I was raised in the early 20th century by a conservative middle class family.  My father educated himself and became a teacher of geology and geography in a large high school in Pittsburgh.

Unemployed during Great Depression
Store vacancies & unemployment during Great Depression. Photo by Dorothea Lange, in public domain.

Dependent upon coal and steel, Pittsburgh suffered from strikes, pollution, and racial and class tensions among social groups– the very rich, middle class professionals, and many immigrant poor.

Children observed or experienced discrimination every day:  the Italian boy who couldn’t speak or read English; the Jewish girl with the violin and the heavy accent; the eight Catholic kids who moved in next door. “I don’t know what you see in those people!” my older sister used to say.

Thousands of “working stiffs” were slaving for next to nothing in the mines and mills, under a system that, in spite of temporary reforms here and there, would persist and eventually destroy the very idea of “liberty and justice for all” to which I swore allegiance every morning.

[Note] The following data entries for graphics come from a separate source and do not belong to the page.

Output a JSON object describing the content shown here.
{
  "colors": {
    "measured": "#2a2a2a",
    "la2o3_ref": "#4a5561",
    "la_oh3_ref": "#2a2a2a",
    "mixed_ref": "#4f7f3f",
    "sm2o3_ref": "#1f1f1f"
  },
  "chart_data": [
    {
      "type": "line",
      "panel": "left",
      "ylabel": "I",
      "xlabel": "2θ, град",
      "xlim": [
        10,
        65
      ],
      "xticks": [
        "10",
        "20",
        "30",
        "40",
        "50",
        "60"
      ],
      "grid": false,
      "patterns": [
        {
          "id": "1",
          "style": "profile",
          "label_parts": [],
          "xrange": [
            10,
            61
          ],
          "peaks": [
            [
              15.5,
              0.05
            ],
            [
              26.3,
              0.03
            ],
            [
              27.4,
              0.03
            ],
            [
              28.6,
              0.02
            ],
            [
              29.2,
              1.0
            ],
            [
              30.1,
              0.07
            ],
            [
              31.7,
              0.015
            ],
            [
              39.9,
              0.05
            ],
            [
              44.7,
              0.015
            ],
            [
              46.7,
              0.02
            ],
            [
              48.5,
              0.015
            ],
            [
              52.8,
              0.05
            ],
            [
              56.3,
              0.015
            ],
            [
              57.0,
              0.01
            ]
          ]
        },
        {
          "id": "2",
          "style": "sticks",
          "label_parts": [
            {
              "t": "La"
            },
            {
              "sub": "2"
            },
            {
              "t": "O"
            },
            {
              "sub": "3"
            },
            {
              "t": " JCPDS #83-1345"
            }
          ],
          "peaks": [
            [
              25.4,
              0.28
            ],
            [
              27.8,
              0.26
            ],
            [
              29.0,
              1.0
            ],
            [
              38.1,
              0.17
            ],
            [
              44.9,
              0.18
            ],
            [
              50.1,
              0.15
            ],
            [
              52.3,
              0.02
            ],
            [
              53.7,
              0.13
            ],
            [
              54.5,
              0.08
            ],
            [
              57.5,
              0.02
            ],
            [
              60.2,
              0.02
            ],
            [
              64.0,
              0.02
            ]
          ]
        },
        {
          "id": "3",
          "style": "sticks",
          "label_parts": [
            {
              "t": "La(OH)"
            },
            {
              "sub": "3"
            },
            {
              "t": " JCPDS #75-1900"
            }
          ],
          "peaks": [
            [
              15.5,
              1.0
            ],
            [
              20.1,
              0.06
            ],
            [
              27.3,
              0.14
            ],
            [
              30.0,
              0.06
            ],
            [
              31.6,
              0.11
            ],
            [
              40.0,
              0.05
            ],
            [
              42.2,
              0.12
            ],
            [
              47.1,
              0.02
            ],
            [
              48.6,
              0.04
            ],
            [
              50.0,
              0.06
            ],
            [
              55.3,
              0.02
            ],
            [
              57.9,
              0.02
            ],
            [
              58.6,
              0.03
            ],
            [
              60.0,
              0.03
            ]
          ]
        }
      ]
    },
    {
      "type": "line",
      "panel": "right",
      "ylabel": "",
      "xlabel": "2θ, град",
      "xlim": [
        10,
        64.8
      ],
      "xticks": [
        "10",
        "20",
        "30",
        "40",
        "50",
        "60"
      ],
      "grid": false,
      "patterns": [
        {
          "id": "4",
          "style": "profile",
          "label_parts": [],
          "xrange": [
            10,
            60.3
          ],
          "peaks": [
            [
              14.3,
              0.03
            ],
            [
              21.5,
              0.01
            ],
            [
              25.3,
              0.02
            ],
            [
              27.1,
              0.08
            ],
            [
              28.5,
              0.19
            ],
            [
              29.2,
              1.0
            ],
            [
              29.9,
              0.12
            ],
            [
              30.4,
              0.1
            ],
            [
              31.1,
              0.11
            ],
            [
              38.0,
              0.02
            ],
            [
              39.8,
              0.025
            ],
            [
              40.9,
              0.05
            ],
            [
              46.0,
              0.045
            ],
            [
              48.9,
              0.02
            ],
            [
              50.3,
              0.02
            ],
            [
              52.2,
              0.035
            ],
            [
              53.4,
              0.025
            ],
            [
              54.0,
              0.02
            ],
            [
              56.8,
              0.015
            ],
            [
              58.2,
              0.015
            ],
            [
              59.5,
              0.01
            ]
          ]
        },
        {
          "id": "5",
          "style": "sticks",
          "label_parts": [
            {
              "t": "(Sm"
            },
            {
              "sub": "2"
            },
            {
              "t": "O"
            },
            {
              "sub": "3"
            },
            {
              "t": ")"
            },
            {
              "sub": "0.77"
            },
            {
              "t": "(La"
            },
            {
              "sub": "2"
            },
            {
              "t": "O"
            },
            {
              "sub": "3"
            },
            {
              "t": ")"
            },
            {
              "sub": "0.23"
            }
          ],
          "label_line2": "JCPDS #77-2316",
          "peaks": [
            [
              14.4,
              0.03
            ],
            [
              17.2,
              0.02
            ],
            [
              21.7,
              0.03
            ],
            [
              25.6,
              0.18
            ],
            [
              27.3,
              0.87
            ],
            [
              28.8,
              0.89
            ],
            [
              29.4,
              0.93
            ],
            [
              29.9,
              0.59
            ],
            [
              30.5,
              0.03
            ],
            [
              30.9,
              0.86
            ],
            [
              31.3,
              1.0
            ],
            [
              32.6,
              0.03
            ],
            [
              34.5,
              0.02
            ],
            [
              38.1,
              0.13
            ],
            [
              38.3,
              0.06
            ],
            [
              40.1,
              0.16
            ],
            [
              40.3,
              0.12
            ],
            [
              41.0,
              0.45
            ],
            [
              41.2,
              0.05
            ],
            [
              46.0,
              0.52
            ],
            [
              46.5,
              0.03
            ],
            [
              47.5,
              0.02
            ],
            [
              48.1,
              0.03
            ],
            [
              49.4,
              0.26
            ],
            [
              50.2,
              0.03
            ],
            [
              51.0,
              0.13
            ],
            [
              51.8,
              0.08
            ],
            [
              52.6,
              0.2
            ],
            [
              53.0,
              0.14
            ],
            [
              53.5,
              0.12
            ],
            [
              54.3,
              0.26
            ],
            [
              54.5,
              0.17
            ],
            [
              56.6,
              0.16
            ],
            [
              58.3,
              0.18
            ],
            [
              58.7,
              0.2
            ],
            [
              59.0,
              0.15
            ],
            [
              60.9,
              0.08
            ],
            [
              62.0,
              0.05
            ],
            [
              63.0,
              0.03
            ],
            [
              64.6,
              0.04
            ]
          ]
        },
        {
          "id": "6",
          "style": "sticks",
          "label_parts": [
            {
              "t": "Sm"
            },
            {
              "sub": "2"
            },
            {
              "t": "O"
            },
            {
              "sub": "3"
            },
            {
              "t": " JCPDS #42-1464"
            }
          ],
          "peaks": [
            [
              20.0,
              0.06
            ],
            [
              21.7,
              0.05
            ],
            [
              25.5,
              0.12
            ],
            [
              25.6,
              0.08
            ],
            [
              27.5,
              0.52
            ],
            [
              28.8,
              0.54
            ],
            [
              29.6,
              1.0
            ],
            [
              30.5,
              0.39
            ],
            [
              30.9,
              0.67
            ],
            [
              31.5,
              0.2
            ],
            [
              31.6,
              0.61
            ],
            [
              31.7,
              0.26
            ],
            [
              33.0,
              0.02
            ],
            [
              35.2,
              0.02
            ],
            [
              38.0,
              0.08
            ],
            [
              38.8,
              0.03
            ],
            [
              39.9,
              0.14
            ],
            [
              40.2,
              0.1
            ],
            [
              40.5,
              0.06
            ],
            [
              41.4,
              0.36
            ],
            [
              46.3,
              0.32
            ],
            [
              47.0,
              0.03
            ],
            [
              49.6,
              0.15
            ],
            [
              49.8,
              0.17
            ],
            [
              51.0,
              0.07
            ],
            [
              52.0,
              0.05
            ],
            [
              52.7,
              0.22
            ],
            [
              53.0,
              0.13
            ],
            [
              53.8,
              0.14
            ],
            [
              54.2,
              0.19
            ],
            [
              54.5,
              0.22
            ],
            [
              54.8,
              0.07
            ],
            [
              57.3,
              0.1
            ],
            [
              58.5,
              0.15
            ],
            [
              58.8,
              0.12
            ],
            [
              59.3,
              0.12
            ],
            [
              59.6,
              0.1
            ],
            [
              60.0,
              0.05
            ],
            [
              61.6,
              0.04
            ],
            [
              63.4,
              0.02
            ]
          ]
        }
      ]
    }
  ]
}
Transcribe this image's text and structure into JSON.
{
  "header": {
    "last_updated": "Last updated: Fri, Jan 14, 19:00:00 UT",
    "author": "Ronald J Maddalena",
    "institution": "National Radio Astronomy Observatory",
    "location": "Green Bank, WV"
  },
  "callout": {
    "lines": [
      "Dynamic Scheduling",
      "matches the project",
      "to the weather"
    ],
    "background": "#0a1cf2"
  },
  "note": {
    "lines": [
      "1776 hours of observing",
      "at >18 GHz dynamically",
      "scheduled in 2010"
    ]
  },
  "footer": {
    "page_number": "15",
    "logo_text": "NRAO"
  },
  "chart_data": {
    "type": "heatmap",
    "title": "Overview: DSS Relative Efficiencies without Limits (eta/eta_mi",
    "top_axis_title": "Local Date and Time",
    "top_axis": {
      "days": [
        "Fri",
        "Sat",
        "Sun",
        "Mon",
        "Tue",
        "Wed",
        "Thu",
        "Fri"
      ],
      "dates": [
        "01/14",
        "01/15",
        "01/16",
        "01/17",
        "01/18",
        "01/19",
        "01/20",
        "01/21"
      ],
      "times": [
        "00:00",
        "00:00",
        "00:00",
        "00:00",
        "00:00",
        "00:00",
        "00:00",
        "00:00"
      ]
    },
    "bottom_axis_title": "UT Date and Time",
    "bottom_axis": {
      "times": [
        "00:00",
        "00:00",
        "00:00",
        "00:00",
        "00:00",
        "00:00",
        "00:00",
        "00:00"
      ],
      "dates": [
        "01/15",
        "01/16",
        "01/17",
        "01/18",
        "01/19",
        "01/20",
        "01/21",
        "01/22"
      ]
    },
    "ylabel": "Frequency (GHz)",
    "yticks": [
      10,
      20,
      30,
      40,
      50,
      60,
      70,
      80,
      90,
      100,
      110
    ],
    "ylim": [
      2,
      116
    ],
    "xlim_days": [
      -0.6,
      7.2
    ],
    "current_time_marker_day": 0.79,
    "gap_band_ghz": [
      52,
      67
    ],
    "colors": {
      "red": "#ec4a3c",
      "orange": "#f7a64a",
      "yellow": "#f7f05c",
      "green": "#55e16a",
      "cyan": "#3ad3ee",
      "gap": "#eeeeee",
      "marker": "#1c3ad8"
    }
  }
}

During the Great Depression, teachers were lucky to keep their jobs. Consequently, every Saturday my father bought large sacks of groceries and gave them away to sad-faced, lost men slouching on sidewalks.

By the time Franklin Roosevelt  came on the scene, my family was split by the politics of middle-class prejudice. I came to see how changes of the New Deal improved the lives of some of my friends even while they enraged others.

Then came Hitler, screeching over radio static from Germany. His ovens turned his country (and the land of my ancestors) into a living hell. By the mid-1930s he had almost made a Communist out of me – but not quite.

I sympathized, but didn’t join any political party because I was too confused and individualistic to join anything. It never crossed my mind that I had the same instinctive fear of consequences that had kept Hitler’s people voiceless–and now again has brought most of us Americans to a state of voluntary amnesia.

I was a political coward. I refused to take responsibility for fear of risking my safety.  I remained an observer with a guilty conscience.